STOP I say, the system doesn’t just need improving it needs a complete rethink. It needs a group to sit down and design a good care system and only when that has been done can a plan be drawn up on how to achieve it and the costs involved. The idea of giving the local authority a lump of money each year for them to decide how best to spend it, is totally wrong and a poor use of money. Anyone with a little management experience knows the SMART theory, you need to work out the goal first, break it down into achievable steps, within an appropriate timescale. So why can’t government do the same?
When I say government I don’t just mean the Conservative party I mean all political parties because regardless of who is ‘in power’ now, such plans and decisions need everyone to agree that they can put it in place long term, with the commitment to pay for it.
Reading the latest results from the Care Quality Commission (CQC) are grim, although there has been an improvement in numbers of better performing homes, the 2017 figures were poor so it shouldn’t be too hard to improve.
The 2018 report shows:
This means that there are still 298 homes across the country that are classed as Inadequate!
There is a stark difference in the quality of care homes, at a regional and local authority level, highlighted by the latest figures. The North West is the worst performing region in England when it comes to the proportion of satisfactory care homes, whilst London is the best performing region.

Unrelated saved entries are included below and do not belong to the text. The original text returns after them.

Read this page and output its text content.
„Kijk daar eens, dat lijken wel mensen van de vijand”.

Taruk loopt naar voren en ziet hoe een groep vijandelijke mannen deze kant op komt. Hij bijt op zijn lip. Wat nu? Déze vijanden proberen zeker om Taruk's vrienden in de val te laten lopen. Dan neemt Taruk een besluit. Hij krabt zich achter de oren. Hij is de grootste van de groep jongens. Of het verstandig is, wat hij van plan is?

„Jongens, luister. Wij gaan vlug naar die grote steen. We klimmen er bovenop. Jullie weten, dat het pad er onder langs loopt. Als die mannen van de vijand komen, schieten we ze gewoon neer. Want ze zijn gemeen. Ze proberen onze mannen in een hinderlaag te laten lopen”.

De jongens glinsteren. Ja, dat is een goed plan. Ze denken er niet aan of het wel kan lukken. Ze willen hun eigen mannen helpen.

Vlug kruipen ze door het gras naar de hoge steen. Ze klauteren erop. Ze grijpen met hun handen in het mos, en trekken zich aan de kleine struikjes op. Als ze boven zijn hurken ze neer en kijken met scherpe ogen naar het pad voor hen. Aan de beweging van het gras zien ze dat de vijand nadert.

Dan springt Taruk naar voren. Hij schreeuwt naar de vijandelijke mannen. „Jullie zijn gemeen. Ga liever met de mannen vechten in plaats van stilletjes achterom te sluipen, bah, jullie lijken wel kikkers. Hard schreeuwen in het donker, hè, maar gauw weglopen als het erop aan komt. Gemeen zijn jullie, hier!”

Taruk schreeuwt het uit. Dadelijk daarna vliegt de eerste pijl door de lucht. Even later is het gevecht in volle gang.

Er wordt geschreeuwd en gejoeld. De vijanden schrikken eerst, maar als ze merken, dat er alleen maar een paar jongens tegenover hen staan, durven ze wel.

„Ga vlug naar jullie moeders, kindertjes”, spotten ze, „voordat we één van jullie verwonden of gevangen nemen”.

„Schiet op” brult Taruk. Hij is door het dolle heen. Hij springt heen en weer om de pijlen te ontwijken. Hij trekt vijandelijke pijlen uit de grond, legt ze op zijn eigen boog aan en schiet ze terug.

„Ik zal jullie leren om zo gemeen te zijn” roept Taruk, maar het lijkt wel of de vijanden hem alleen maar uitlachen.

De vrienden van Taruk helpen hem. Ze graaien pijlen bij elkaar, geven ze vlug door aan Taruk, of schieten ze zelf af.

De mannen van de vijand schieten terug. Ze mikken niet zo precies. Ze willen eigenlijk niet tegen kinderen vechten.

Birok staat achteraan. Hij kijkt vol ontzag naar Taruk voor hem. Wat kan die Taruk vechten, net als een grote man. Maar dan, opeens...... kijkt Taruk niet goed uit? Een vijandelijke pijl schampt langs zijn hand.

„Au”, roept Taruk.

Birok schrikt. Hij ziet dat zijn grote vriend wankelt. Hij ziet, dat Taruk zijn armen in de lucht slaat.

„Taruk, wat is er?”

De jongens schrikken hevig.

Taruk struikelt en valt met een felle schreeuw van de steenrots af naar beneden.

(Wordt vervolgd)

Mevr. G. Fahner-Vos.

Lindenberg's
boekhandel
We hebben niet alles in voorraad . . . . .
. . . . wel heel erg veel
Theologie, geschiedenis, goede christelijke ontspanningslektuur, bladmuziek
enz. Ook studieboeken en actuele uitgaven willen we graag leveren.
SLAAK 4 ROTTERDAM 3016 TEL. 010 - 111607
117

In this part of the country we do generally fair better. Dorset as a whole shows that 14.6% are in the Requires Improvement or Inadequate category whilst on a local authority level Poole has 17.5% and Bournemouth has 9.1% of homes within the category all of which have improved from 2017 results. These figures are the lowest within the South West region with only the Isles of Scilly doing any better they actually have zero homes that need improvement.
The question has to be that if it is possible to provide Outstanding and Good care in some homes why are we accepting anything less in others?
The cynic in me wonders whether it’s because the group of individuals that are being ‘looked after’ in the care home system, don’t have much of a voice and these days if you don’t shout loud enough then very few listen!
To finish on a more uplifting note having reviewed the CQC inspection reports for the region it was good to see that there are 7 care homes that were given an Outstanding rating overall in the 2018 report.
The CQC look at 5 different key categories:
Safety aspects of the home
How effective it is
How caring it is to residents
How responsive the home is in a number of areas
The leadership and management structure within the home
Based on results in these categories the homes are given an overall rating. There are several other homes that score Outstanding within one or more category but don’t quite make this rating overall.
I hope that the improvements seen in the latest report will continue. However to get the right care in all homes does require a rethink of current policy, otherwise this issue is only going to get worse.